Fakat bu ortamı ve psikolojileri yaratan, bunun oluşmasını bilinçli bir politika çerçevesinde öngörerek uygulayan siyasi iktidarın da iyi görülmesi gerekir. İnsanları daha güçlü denetim altına alabilmek için parçalamayı, birbirinden uzaklaştırarak kendi dünyalarına hapsetmeyi öngören bu politikalar, insanları dünyanın kendi yaşamları kadar dar olduğuna inandırmaya çalışıyor. 
Toplumsal sorunları çözmek yerine zamana yayarak çürütmeyi esas alan küresel kapitalizmin Türkiye kolu, AKP hükümetinin politikaları Türkiye ve Kürdistan toplumunu ciddi bir şiddet sarmalına sürüklüyor.

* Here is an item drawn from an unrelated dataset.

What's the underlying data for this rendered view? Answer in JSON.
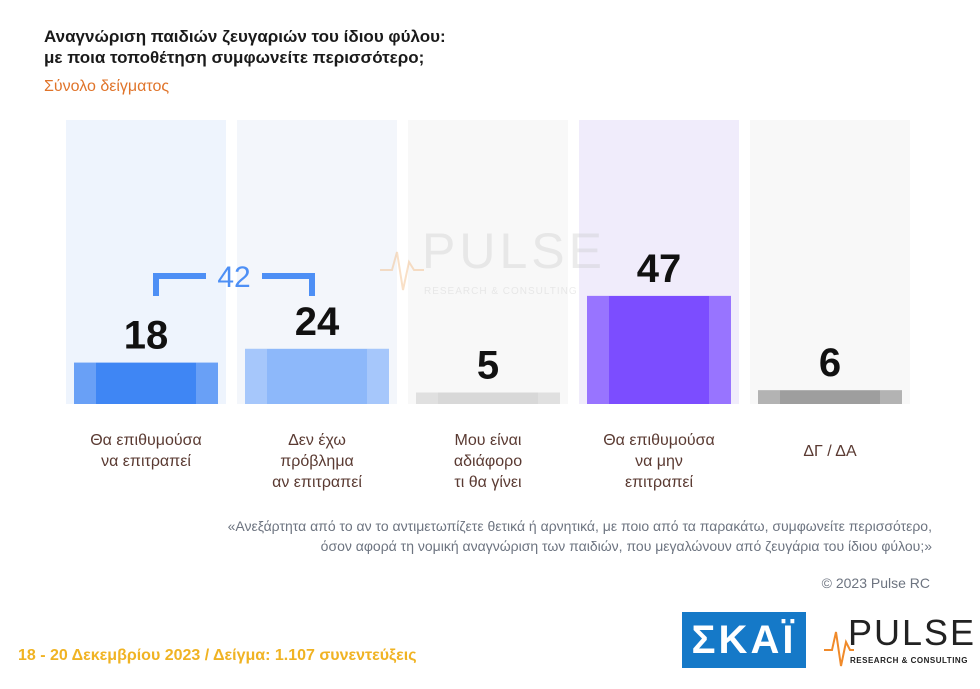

AKP hükümeti siyaseten uyguladığı kışkırtıcı, şiddeti ve savaşı teşvik eden politikaların yanında bu şiddet ve savaş ortamlarında kullanacağı insan psikolojilerini de hazırlamak konusunda ciddi bir öngörü sahibi.

Toplumu suça teşvik eden ortamları yaratmanın yanında insanların birbirleriyle olan ilişkilerinde şüpheyi, kuşkuyu derinleştiren politikalar dayanışmayı dinamitleyerek iktidar karşıtı bir toplumsal iradenin oluşmasını da engellemeye çalışıyor. 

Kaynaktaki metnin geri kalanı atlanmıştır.